As Gavroche falls on his face and stops moving, two waifs are wandering hand in hand through the deserted Luxembourg Gardens. They are the two brothers whom, unknown to himself, Gavroche took under his wing. Today, June 6, 1832, the gardens are an earthly paradise, a riot of flowers, birds, and insects, bathed in sunshine. But to this festive tableau the two little boys add a somber accent, for they are hungry.
Their solitude is disturbed by a prosperous bourgeois accompanied by his six-year-old son, who is listlessly eating a brioche. The father is giving his offspring such edifying instruction as the maxim "The wise man is happy with little." When his son tires of his brioche, he advises him to feed it to the swans, to teach him compassion. With laudable thrift he tries to attract their attention before the brioche sinks. Then the noise of the insurrection grows louder and the father, as prudent as he is wise, takes his son home. As soon as the pair is out of sight, the older Thénardier boy fights the swans for the soggy brioche and shares it with his brother. It is their meal, both food and drink.
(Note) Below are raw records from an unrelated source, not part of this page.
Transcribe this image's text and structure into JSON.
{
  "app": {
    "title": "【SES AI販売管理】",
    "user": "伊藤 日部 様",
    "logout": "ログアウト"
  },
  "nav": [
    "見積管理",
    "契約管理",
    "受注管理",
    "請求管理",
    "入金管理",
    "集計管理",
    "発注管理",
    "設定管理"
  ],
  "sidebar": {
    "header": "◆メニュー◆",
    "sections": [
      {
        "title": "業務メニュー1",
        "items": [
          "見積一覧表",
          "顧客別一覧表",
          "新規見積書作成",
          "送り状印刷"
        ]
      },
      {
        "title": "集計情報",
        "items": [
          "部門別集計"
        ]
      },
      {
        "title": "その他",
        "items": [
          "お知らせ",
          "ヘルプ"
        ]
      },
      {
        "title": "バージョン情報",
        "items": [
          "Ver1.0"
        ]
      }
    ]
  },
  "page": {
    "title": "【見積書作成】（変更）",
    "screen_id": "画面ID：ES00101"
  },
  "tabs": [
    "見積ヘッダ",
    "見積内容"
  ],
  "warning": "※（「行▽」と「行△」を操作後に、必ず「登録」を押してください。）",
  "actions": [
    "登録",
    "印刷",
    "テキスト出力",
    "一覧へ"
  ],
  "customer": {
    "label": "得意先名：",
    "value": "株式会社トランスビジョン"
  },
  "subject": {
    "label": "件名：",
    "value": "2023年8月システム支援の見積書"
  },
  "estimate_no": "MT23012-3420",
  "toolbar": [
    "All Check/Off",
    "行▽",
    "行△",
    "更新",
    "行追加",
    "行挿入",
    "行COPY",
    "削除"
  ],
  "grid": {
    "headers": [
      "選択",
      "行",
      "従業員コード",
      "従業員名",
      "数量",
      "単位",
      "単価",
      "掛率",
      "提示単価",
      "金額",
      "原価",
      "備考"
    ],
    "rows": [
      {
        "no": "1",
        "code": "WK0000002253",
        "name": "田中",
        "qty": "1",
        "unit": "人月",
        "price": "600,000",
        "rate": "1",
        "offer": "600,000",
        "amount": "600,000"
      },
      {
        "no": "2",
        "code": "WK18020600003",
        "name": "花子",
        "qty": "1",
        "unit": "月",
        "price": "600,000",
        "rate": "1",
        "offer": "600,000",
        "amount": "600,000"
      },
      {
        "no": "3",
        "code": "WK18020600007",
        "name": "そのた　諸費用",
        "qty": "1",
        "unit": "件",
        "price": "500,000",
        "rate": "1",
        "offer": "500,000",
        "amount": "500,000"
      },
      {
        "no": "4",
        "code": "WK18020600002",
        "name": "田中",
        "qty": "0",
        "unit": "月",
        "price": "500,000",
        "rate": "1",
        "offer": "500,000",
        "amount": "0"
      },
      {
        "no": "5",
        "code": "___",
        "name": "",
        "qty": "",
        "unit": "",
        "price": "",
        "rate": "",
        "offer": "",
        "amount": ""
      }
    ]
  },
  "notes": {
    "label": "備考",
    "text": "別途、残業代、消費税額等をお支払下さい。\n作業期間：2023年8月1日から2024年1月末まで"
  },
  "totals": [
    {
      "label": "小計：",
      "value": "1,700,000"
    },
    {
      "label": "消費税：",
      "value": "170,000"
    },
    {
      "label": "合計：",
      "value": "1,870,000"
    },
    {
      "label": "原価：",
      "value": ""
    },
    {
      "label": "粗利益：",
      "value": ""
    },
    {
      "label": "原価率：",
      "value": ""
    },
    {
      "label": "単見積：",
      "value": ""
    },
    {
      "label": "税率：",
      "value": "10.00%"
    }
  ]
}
Back at the barricade, Combeferre and Marius run out to retrieve the basket and carry back the child's body. Gavroche's cartridges are distributed to the men, fifteen apiece. Valjean refuses his share. Paradoxically, as the situation grows more hopeless, the occupants of the barricade become calmer. They seem to ignore the imminence of death. The tranquility, however, only masks an apocalyptic mood. The barricade fighters experience the ultimate emotions, anticipate the future, sink to unplumbed depths of feeling, touch eternity.